The assumption that the goal of social democracy is to win power over the central state, using the state to reshape society and the economy, still influences many conceptions of centre-left politics; nevertheless, it has never been tenable even in the era of mass industrialisation. In contemporary society, it implies a relationship between citizen and state in which expectations are encouraged that cannot realistically be met, leading to often violent swings, “between unrealistic hope and unfounded disillusionment” (Gamble, 2009: 74).

Achieving formal political power, of course, remains an important objective for all social democratic parties. What is needed is a vision of politics that is able to face up to intractable dilemmas and trade-offs, acknowledging the complexity of problems in a way that engages citizens (Gamble, 2012).

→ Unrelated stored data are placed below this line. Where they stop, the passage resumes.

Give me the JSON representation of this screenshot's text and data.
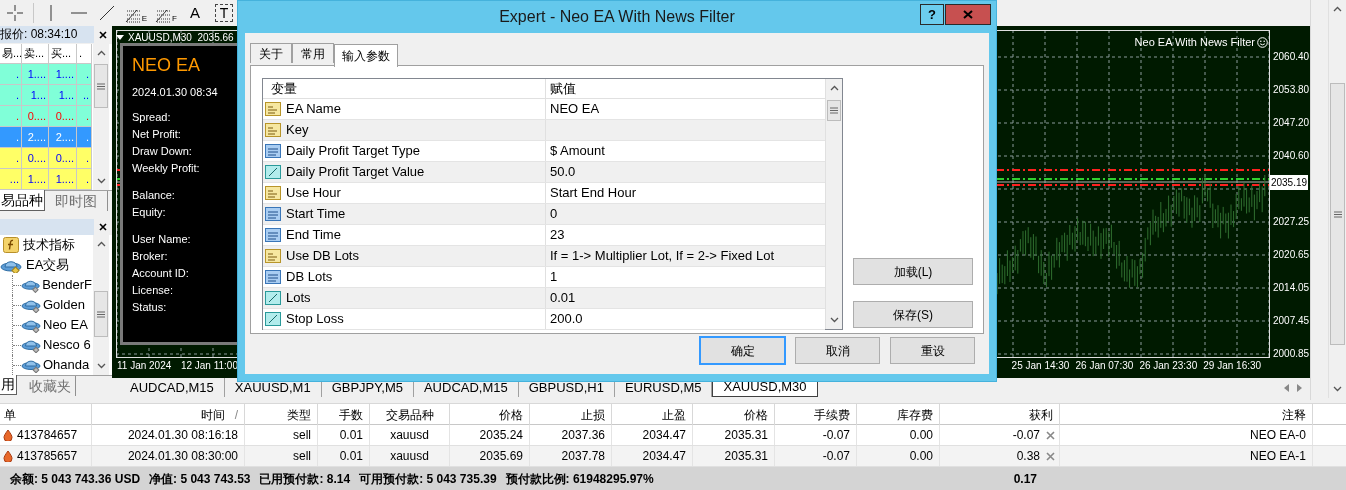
{
  "toolbar": {
    "tools": [
      {
        "kind": "crosshair"
      },
      {
        "kind": "vline"
      },
      {
        "kind": "hline"
      },
      {
        "kind": "trendline"
      },
      {
        "kind": "fibo",
        "label": "E"
      },
      {
        "kind": "fibo",
        "label": "F"
      },
      {
        "kind": "text",
        "label": "A"
      },
      {
        "kind": "label",
        "label": "T"
      }
    ]
  },
  "market_watch": {
    "title": "报价: 08:34:10",
    "columns": [
      "易...",
      "卖...",
      "买...",
      "."
    ],
    "rows": [
      {
        "cells": [
          ".",
          "1....",
          "1....",
          "."
        ],
        "color": "#80ffd8",
        "kind": "up",
        "selected": false
      },
      {
        "cells": [
          ".",
          "1...",
          "1...",
          ".."
        ],
        "color": "#80ffd8",
        "kind": "up",
        "selected": false
      },
      {
        "cells": [
          ".",
          "0....",
          "0....",
          "."
        ],
        "color": "#80ffd8",
        "kind": "down",
        "selected": false
      },
      {
        "cells": [
          ".",
          "2....",
          "2....",
          "."
        ],
        "color": "#3399ff",
        "selected": true
      },
      {
        "cells": [
          ".",
          "0....",
          "0....",
          "."
        ],
        "color": "#ffff66",
        "kind": "up",
        "selected": false
      },
      {
        "cells": [
          "...",
          "1....",
          "1....",
          "."
        ],
        "color": "#ffff66",
        "kind": "up",
        "selected": false
      }
    ],
    "tabs": [
      {
        "label": "易品种",
        "selected": true
      },
      {
        "label": "即时图",
        "selected": false
      }
    ]
  },
  "navigator": {
    "items": [
      {
        "label": "技术指标",
        "kind": "indicators"
      },
      {
        "label": "EA交易",
        "kind": "experts",
        "children": [
          {
            "label": "BenderF",
            "kind": "expert"
          },
          {
            "label": "Golden",
            "kind": "expert"
          },
          {
            "label": "Neo EA",
            "kind": "expert"
          },
          {
            "label": "Nesco 6",
            "kind": "expert"
          },
          {
            "label": "Ohanda",
            "kind": "expert"
          }
        ]
      }
    ],
    "tabs": [
      {
        "label": "用",
        "selected": true
      },
      {
        "label": "收藏夹",
        "selected": false
      }
    ]
  },
  "chart": {
    "symbol": "XAUUSD,M30  2035.66",
    "indicator_name": "Neo EA With News Filter",
    "price_axis": [
      "2060.40",
      "2053.80",
      "2047.20",
      "2040.60",
      "2027.25",
      "2020.65",
      "2014.05",
      "2007.45",
      "2000.85"
    ],
    "current_price": "2035.19",
    "time_axis": [
      "11 Jan 2024",
      "12 Jan 11:00",
      "25 Jan 14:30",
      "26 Jan 07:30",
      "26 Jan 23:30",
      "29 Jan 16:30"
    ],
    "ea_panel": {
      "title": "NEO EA",
      "datetime": "2024.01.30 08:34",
      "groups": [
        [
          "Spread:",
          "Net Profit:",
          "Draw Down:",
          "Weekly Profit:"
        ],
        [
          "Balance:",
          "Equity:"
        ],
        [
          "User Name:",
          "Broker:",
          "Account ID:",
          "License:",
          "Status:"
        ]
      ]
    }
  },
  "chart_tabs": [
    {
      "label": "AUDCAD,M15",
      "selected": false
    },
    {
      "label": "XAUUSD,M1",
      "selected": false
    },
    {
      "label": "GBPJPY,M5",
      "selected": false
    },
    {
      "label": "AUDCAD,M15",
      "selected": false
    },
    {
      "label": "GBPUSD,H1",
      "selected": false
    },
    {
      "label": "EURUSD,M5",
      "selected": false
    },
    {
      "label": "XAUUSD,M30",
      "selected": true
    }
  ],
  "dialog": {
    "title": "Expert - Neo EA With News Filter",
    "help_button": "?",
    "tabs": [
      {
        "label": "关于",
        "selected": false
      },
      {
        "label": "常用",
        "selected": false
      },
      {
        "label": "输入参数",
        "selected": true
      }
    ],
    "columns": [
      "变量",
      "赋值"
    ],
    "parameters": [
      {
        "kind": "text",
        "name": "EA Name",
        "value": "NEO EA"
      },
      {
        "kind": "text",
        "name": "Key"
      },
      {
        "kind": "int",
        "name": "Daily Profit Target Type",
        "value": "$ Amount"
      },
      {
        "kind": "float",
        "name": "Daily Profit Target Value",
        "value": "50.0"
      },
      {
        "kind": "text",
        "name": "Use Hour",
        "value": "Start End Hour"
      },
      {
        "kind": "int",
        "name": "Start Time",
        "value": "0"
      },
      {
        "kind": "int",
        "name": "End Time",
        "value": "23"
      },
      {
        "kind": "text",
        "name": "Use DB Lots",
        "value": "If = 1-> Multiplier Lot, If = 2-> Fixed Lot"
      },
      {
        "kind": "int",
        "name": "DB Lots",
        "value": "1"
      },
      {
        "kind": "float",
        "name": "Lots",
        "value": "0.01"
      },
      {
        "kind": "float",
        "name": "Stop Loss",
        "value": "200.0"
      }
    ],
    "side_buttons": [
      "加载(L)",
      "保存(S)"
    ],
    "buttons": [
      {
        "label": "确定",
        "default": true
      },
      {
        "label": "取消",
        "default": false
      },
      {
        "label": "重设",
        "default": false
      }
    ]
  },
  "terminal": {
    "columns": [
      {
        "label": "单"
      },
      {
        "label": "时间",
        "sort_mark": "/"
      },
      {
        "label": "类型"
      },
      {
        "label": "手数"
      },
      {
        "label": "交易品种"
      },
      {
        "label": "价格"
      },
      {
        "label": "止损"
      },
      {
        "label": "止盈"
      },
      {
        "label": "价格"
      },
      {
        "label": "手续费"
      },
      {
        "label": "库存费"
      },
      {
        "label": "获利"
      },
      {
        "label": "注释"
      }
    ],
    "rows": [
      {
        "cells": [
          "413784657",
          "2024.01.30 08:16:18",
          "sell",
          "0.01",
          "xauusd",
          "2035.24",
          "2037.36",
          "2034.47",
          "2035.31",
          "-0.07",
          "0.00",
          "-0.07",
          "NEO EA-0"
        ]
      },
      {
        "cells": [
          "413785657",
          "2024.01.30 08:30:00",
          "sell",
          "0.01",
          "xauusd",
          "2035.69",
          "2037.78",
          "2034.47",
          "2035.31",
          "-0.07",
          "0.00",
          "0.38",
          "NEO EA-1"
        ]
      }
    ],
    "summary": [
      "余额: 5 043 743.36 USD",
      "净值: 5 043 743.53",
      "已用预付款: 8.14",
      "可用预付款: 5 043 735.39",
      "预付款比例: 61948295.97%"
    ],
    "summary_profit": "0.17"
  }
}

In the future, parties that are both electorally and politically successful will be capable of seizing the agenda, promoting institutional innovation and renewal. This will occur against the backdrop of unprecedented shocks to the global economy, changes in the nature of social citizenship, and threats to the survival of the planet. It will demand a new relationship between state and citizen, neither the laissez-faire ethos of the 1980s nor the paternalism of the 1940s. It will mean ceasing to conflate collective action with state power, finding alternative approaches to promoting the public interest and delivering public goods. Social democrats will need to rediscover a set of governing principles that seek to do things with people, not to them: that recognises citizens want to be the agents of political change for themselves.

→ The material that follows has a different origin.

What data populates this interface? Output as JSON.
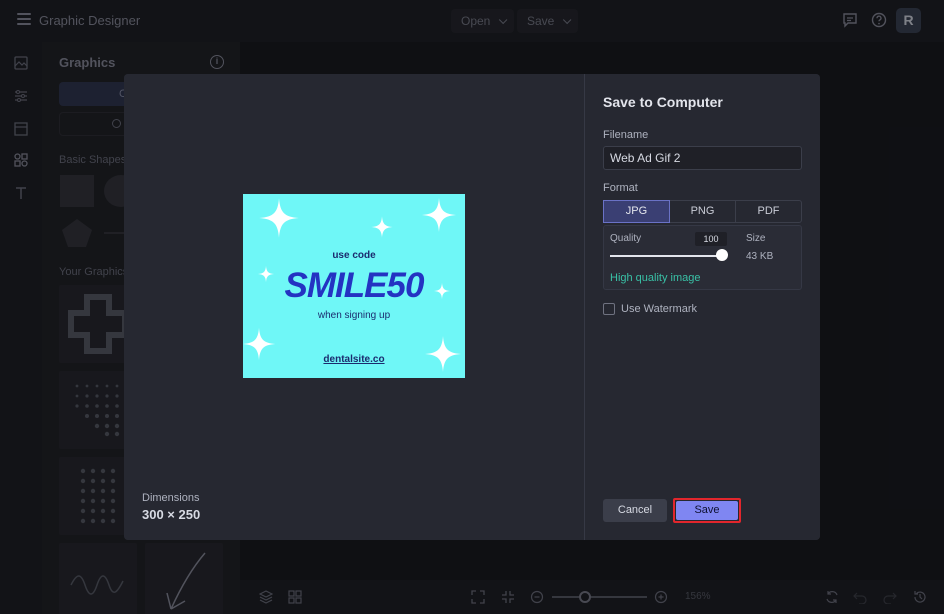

The politics of democratic engagement and solidarity building is vital to the future centre left. Deepening democracy through an extension of proportional representation in electoral systems to ensure that the vote of every citizen counts equally is fundamental. Protecting citizens from arbitrary abuse by either the state or the private and corporate sector is an imperative. Governments have to be responsive and accountable, rather than encouraging a ‘take-it-or-leave-it’ culture. There is a vibrant inheritance of ideologies, institutions and ideas on which the centre left can draw (Gamble, 2010). This lineage includes the civic republican tradition which emphasises the autonomy of citizens, and the imperative of devolving and diffusing power as widely as possible.

Conclusion

Giving citizens and communities the control and responsibility to govern their own lives, as well as breaking with the commitment to centralised government, ought to be a key test of the social democratic ‘good society’. The centre left has for decades focused on top-down reforms of the market and the state, paying too little attention to how mobilising civil society can achieve social democratic goals. Traditionally the debate on the left was between revisionists who favoured the ‘parliamentary road’ to social democracy, and socialists who believed this strategy would inevitably fail: the left needed to devise an ‘extra-parliamentary’ model of political change embracing social activism and movement politics. In truth, this was always a false choice: many social and economic reforms can only be achieved through the democratic process, but the likelihood of doing so depends on the political energy unleashed by civil society. Many centre-left aims can be realised through social networks and civic activism outside the formal arena of legislation and regulation. Nevertheless, bottom-up action will have greater efficacy if there is a model of political economy which recognises the importance of social inclusion and environmental sustainability. The aim of social democracy is still the long-term transformation of society as it was in the era of Eduard Bernstein and Karl Kautsky at the dawn of the 20th century.